A little known aspect of insurance policies here in California, is that Comprehensive claims don’t raise premiums! These claims are typically: vandalism, flying objects (i.e. baseballs, rocks & golf balls), sand damage, hail damage, damage from objects that were driven by high winds, damage from animals (including damage done to a wiring harness from chewing rodents), spills inside the vehicle cabin (i.e. milk, ink, motor oil). Please check your own policy to see what’s included in the comprehensive catagory.

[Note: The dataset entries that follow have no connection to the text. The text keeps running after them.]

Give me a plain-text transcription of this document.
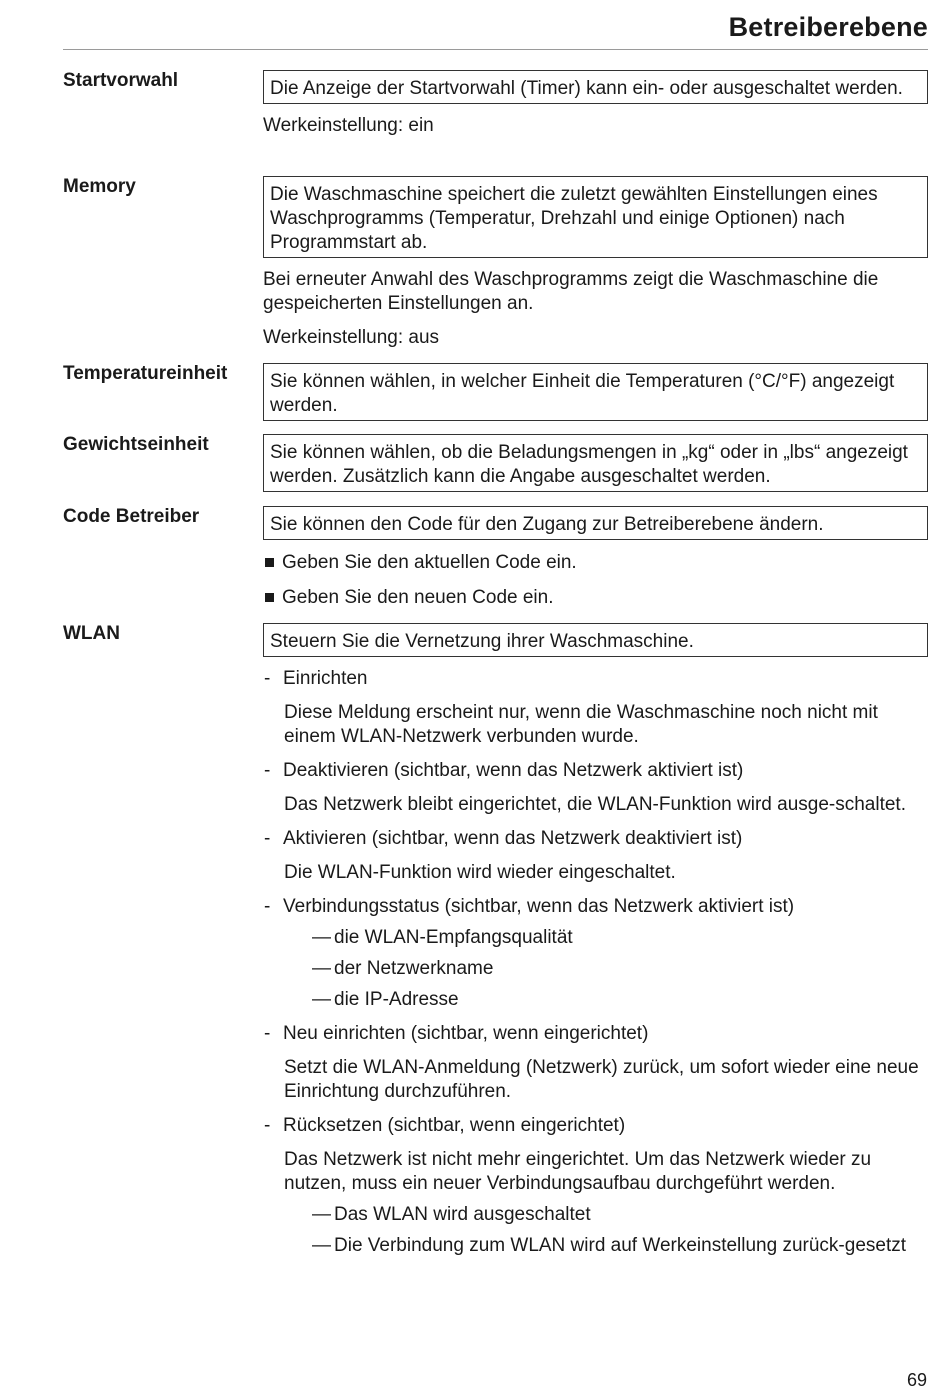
Betreiberebene
Startvorwahl	Die Anzeige der Startvorwahl (Timer) kann ein- oder ausgeschaltet werden.
Werkeinstellung: ein
Memory	Die Waschmaschine speichert die zuletzt gewählten Einstellungen eines Waschprogramms (Temperatur, Drehzahl und einige Optionen) nach Programmstart ab.
Bei erneuter Anwahl des Waschprogramms zeigt die Waschmaschine die gespeicherten Einstellungen an.
Werkeinstellung: aus
Temperatureinheit	Sie können wählen, in welcher Einheit die Temperaturen (°C/°F) angezeigt werden.
Gewichtseinheit	Sie können wählen, ob die Beladungsmengen in „kg“ oder in „lbs“ angezeigt werden. Zusätzlich kann die Angabe ausgeschaltet werden.
Code Betreiber	Sie können den Code für den Zugang zur Betreiberebene ändern.
Geben Sie den aktuellen Code ein.
Geben Sie den neuen Code ein.
WLAN	Steuern Sie die Vernetzung ihrer Waschmaschine.
- Einrichten
Diese Meldung erscheint nur, wenn die Waschmaschine noch nicht mit einem WLAN-Netzwerk verbunden wurde.
- Deaktivieren (sichtbar, wenn das Netzwerk aktiviert ist)
Das Netzwerk bleibt eingerichtet, die WLAN-Funktion wird ausge-schaltet.
- Aktivieren (sichtbar, wenn das Netzwerk deaktiviert ist)
Die WLAN-Funktion wird wieder eingeschaltet.
- Verbindungsstatus (sichtbar, wenn das Netzwerk aktiviert ist)
— die WLAN-Empfangsqualität
— der Netzwerkname
— die IP-Adresse
- Neu einrichten (sichtbar, wenn eingerichtet)
Setzt die WLAN-Anmeldung (Netzwerk) zurück, um sofort wieder eine neue Einrichtung durchzuführen.
- Rücksetzen (sichtbar, wenn eingerichtet)
Das Netzwerk ist nicht mehr eingerichtet. Um das Netzwerk wieder zu nutzen, muss ein neuer Verbindungsaufbau durchgeführt werden.
— Das WLAN wird ausgeschaltet
— Die Verbindung zum WLAN wird auf Werkeinstellung zurück-gesetzt
69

Keep your comprehensive deductible low. $500 might be okay on a collision deductible where one tries to never make a claim, but Comprehensive deductibles should be kept low due to the difference in consequences of making a claim. Some insurance companies still offer a zero dollar deductible. Yes you will pay a little more, but the benefits far outweigh the added expense. As an example, I recommended a customer with a Corvette to reduce his Comprehensive deductible from $500.00 to $0. Almost a year later I had a chance to talk with him and ask him if he’d taken my advice. He said yes, and that it had only cost him an additional $5/month. A single windshield replacement from rock damage would pay for years of this wonderful coverage.       

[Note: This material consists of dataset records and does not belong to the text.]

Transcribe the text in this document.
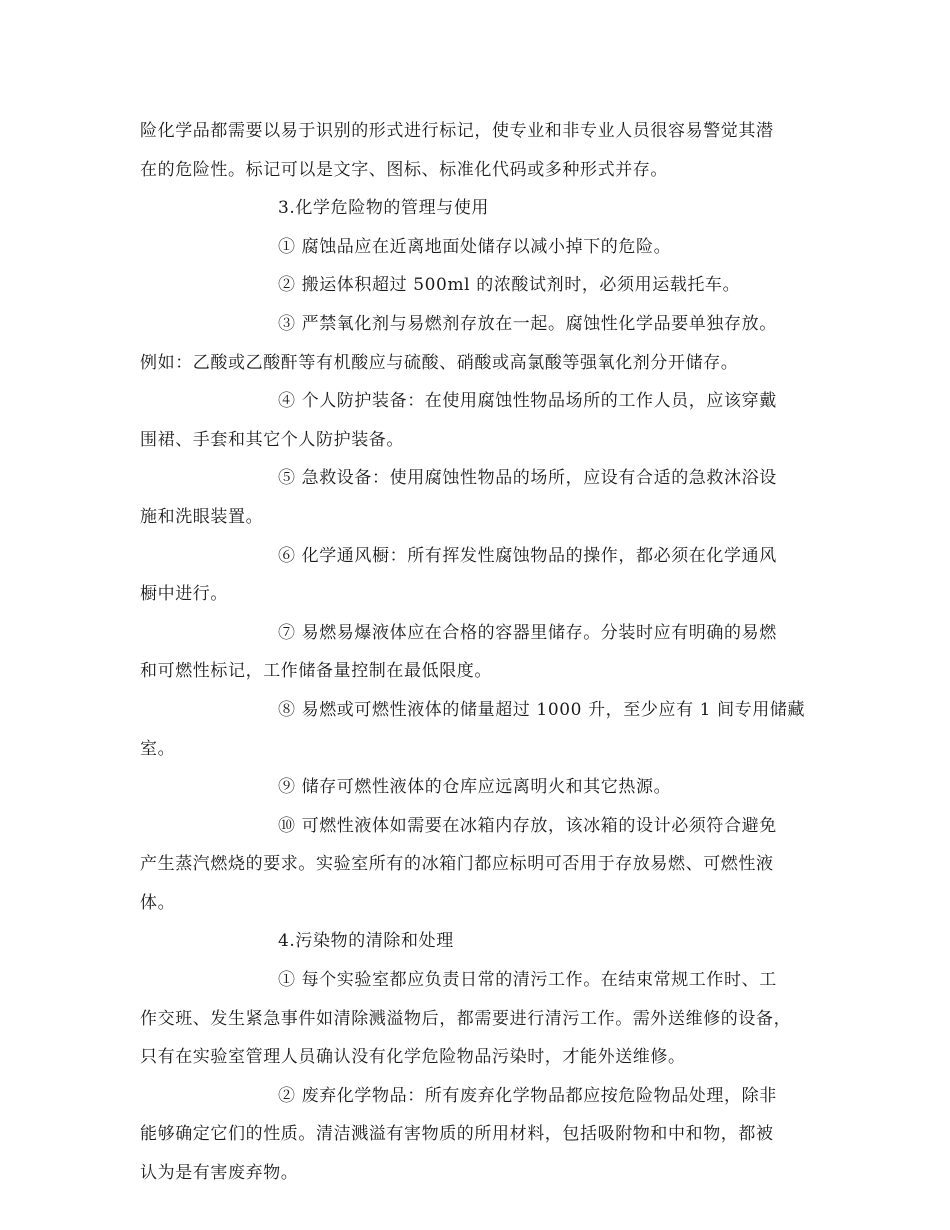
险化学品都需要以易于识别的形式进行标记，使专业和非专业人员很容易警觉其潜
在的危险性。标记可以是文字、图标、标准化代码或多种形式并存。
3.化学危险物的管理与使用
① 腐蚀品应在近离地面处储存以减小掉下的危险。
② 搬运体积超过 500ml 的浓酸试剂时，必须用运载托车。
③ 严禁氧化剂与易燃剂存放在一起。腐蚀性化学品要单独存放。
例如：乙酸或乙酸酐等有机酸应与硫酸、硝酸或高氯酸等强氧化剂分开储存。
④ 个人防护装备：在使用腐蚀性物品场所的工作人员，应该穿戴
围裙、手套和其它个人防护装备。
⑤ 急救设备：使用腐蚀性物品的场所，应设有合适的急救沐浴设
施和洗眼装置。
⑥ 化学通风橱：所有挥发性腐蚀物品的操作，都必须在化学通风
橱中进行。
⑦ 易燃易爆液体应在合格的容器里储存。分装时应有明确的易燃
和可燃性标记，工作储备量控制在最低限度。
⑧ 易燃或可燃性液体的储量超过 1000 升，至少应有 1 间专用储藏
室。
⑨ 储存可燃性液体的仓库应远离明火和其它热源。
⑩ 可燃性液体如需要在冰箱内存放，该冰箱的设计必须符合避免
产生蒸汽燃烧的要求。实验室所有的冰箱门都应标明可否用于存放易燃、可燃性液
体。
4.污染物的清除和处理
① 每个实验室都应负责日常的清污工作。在结束常规工作时、工
作交班、发生紧急事件如清除溅溢物后，都需要进行清污工作。需外送维修的设备，
只有在实验室管理人员确认没有化学危险物品污染时，才能外送维修。
② 废弃化学物品：所有废弃化学物品都应按危险物品处理，除非
能够确定它们的性质。清洁溅溢有害物质的所用材料，包括吸附物和中和物，都被
认为是有害废弃物。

If a collision claim is under $750.00, most insurance companies won’t apply a rate increase to your policy.

Avoiding Damage

Tuesday, June 15th, 2010

Try not to park beside two door cars when searching for a parking space. Two door vehicles basically have “door and a half” doors that require much more room for the occupant to squeeze out from their car, thereby causing their door to rub against, and possibly ding your vehicle as they enter or exit their car.

Clean off bird droppings as soon as possible. The acids in the droppings are notorious for etching into the paint doing permanent damage.

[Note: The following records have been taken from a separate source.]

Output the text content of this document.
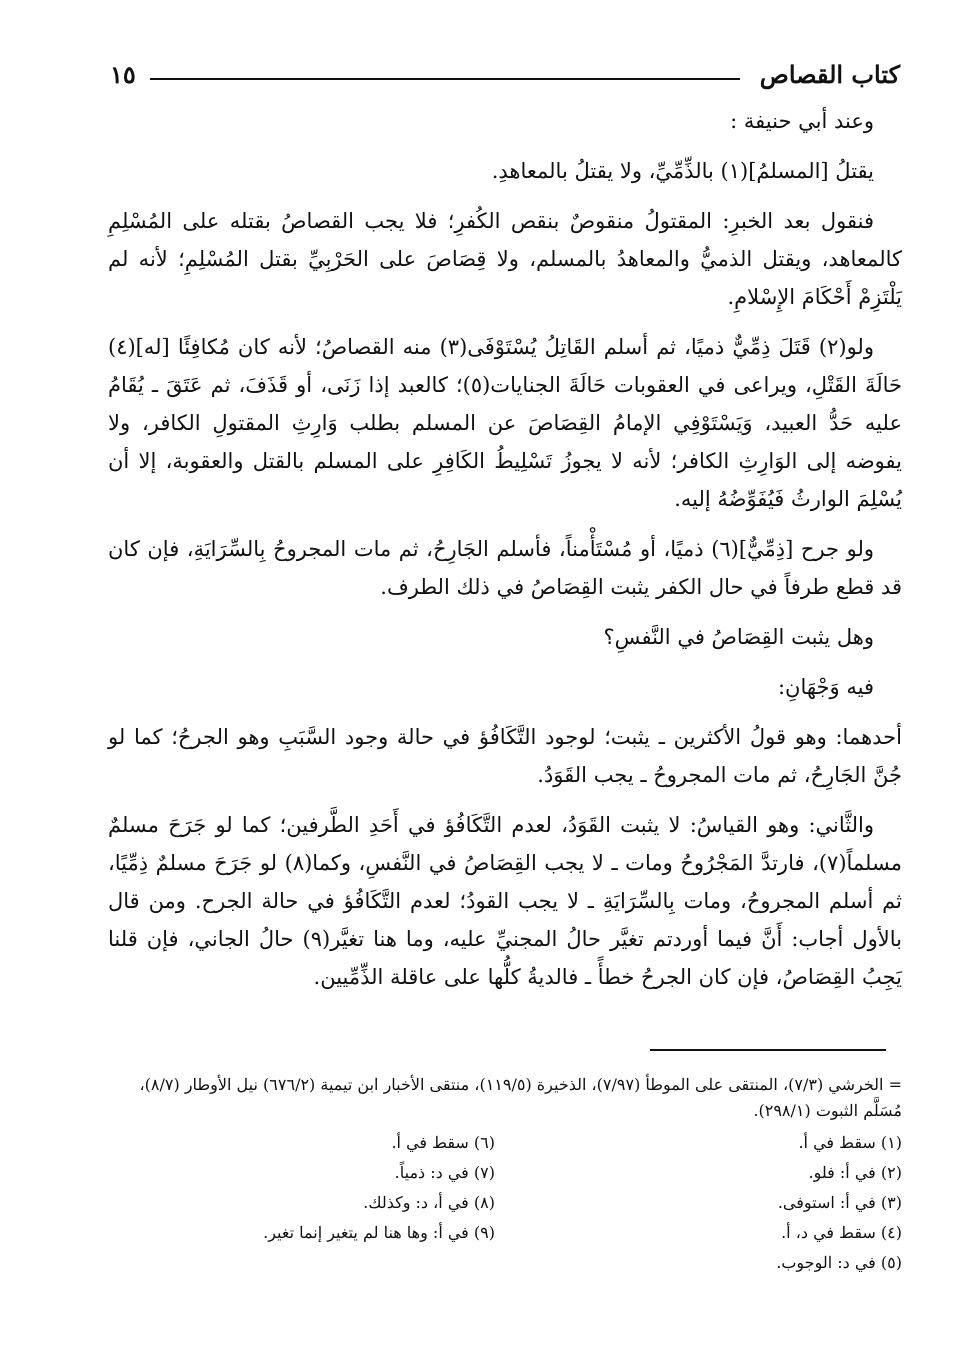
كتاب القصاص
١٥

وعند أبي حنيفة :

يقتلُ [المسلمُ](١) بالذِّمِّيِّ، ولا يقتلُ بالمعاهدِ.

فنقول بعد الخبرِ: المقتولُ منقوصٌ بنقص الكُفرِ؛ فلا يجب القصاصُ بقتله على المُسْلِمِ كالمعاهد، ويقتل الذميُّ والمعاهدُ بالمسلم، ولا قِصَاصَ على الحَرْبِيِّ بقتل المُسْلِمِ؛ لأنه لم يَلْتَزِمْ أَحْكَامَ الإِسْلامِ.

ولو(٢) قَتَلَ ذِمِّيٌّ ذميًا، ثم أسلم القَاتِلُ يُسْتَوْفَى(٣) منه القصاصُ؛ لأنه كان مُكافِئًا [له](٤) حَالَةَ القَتْلِ، ويراعى في العقوبات حَالَةَ الجنايات(٥)؛ كالعبد إذا زَنَى، أو قَذَفَ، ثم عَتَقَ ـ يُقَامُ عليه حَدُّ العبيد، وَيَسْتَوْفِي الإمامُ القِصَاصَ عن المسلم بطلب وَارِثِ المقتولِ الكافر، ولا يفوضه إلى الوَارِثِ الكافر؛ لأنه لا يجوزُ تَسْلِيطُ الكَافِرِ على المسلم بالقتل والعقوبة، إلا أن يُسْلِمَ الوارثُ فَيُفَوِّضُهُ إليه.

ولو جرح [ذِمِّيٌّ](٦) ذميًا، أو مُسْتَأْمناً، فأسلم الجَارِحُ، ثم مات المجروحُ بِالسِّرَايَةِ، فإن كان قد قطع طرفاً في حال الكفر يثبت القِصَاصُ في ذلك الطرف.

وهل يثبت القِصَاصُ في النَّفسِ؟

فيه وَجْهَانِ:

أحدهما: وهو قولُ الأكثرين ـ يثبت؛ لوجود التَّكَافُؤ في حالة وجود السَّبَبِ وهو الجرحُ؛ كما لو جُنَّ الجَارِحُ، ثم مات المجروحُ ـ يجب القَوَدُ.

والثَّاني: وهو القياسُ: لا يثبت القَوَدُ، لعدم التَّكَافُؤ في أَحَدِ الطَّرفين؛ كما لو جَرَحَ مسلمٌ مسلماً(٧)، فارتدَّ المَجْرُوحُ ومات ـ لا يجب القِصَاصُ في النَّفسِ، وكما(٨) لو جَرَحَ مسلمٌ ذِمِّيًا، ثم أسلم المجروحُ، ومات بِالسِّرَايَةِ ـ لا يجب القودُ؛ لعدم التَّكَافُؤ في حالة الجرح. ومن قال بالأول أجاب: أَنَّ فيما أوردتم تغيَّر حالُ المجنيِّ عليه، وما هنا تغيَّر(٩) حالُ الجاني، فإن قلنا يَجِبُ القِصَاصُ، فإن كان الجرحُ خطأً ـ فالديةُ كلُّها على عاقلة الذِّمِّيين.

= الخرشي (٧/٣)، المنتقى على الموطأ (٧/٩٧)، الذخيرة (١١٩/٥)، منتقى الأخبار ابن تيمية (٦٧٦/٢) نيل الأوطار (٨/٧)، مُسَلَّم الثبوت (٢٩٨/١).

(١) سقط في أ.
(٦) سقط في أ.
(٢) في أ: فلو.
(٧) في د: ذمياً.
(٣) في أ: استوفى.
(٨) في أ، د: وكذلك.
(٤) سقط في د، أ.
(٩) في أ: وها هنا لم يتغير إنما تغير.
(٥) في د: الوجوب.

Parking brakes can be inadequate in holding a vehicle from rolling backwards down a hill. We’ve had clients that thought they’d fully set their parking brake, only to find their car had rolled down the hill later. Many parking brake systems have self-adjusters that operate while the car is being backed up. Consequently, this design can prevent the parking brake from holding the car from rolling backwards after the brake has been set.   

Try and set your parking brake prior to placing the gear selector into Park when on an incline. Should the vehicle move between the time it’s put into park and when you apply the parking brake, it can put the transmission/gear selector into a bind making it difficult to put the vehicle back into Drive or Reverse later.

Try and avoid pulling over concrete parking stops whenever possible. Especially those where the anchoring steel rebar hasn’t been driven down flush with the stop’s top. We’ve had customers show up with their bumper covers completely torn off after backing away from a concrete stop that had its rebar sticking up. Try and stop at a point before your car’s bumper travels over the concrete stop.

Keep an eye on your tire pressure. Low tire pressure is probably the number one cause of early tire wear. The recommended factory tire pressures are usually listed on a label located on one of the door openings.

Drive with your headlamps on during the day. Some models already come equipped from the manufacturer with daytime driving lights, but not all. Volvo did some studies years ago and discovered that accident frequency was dramatically reduced by simply driving with your headlights on during the day.

Try to never leave valuables in your car where they can be seen. I can’t begin to tell you how many times I’ve heard customers say they left their iPod, laptop, cell phone, etc. in their car only to have the vehicle broken into and the item(s) stolen, usually by breaking a window.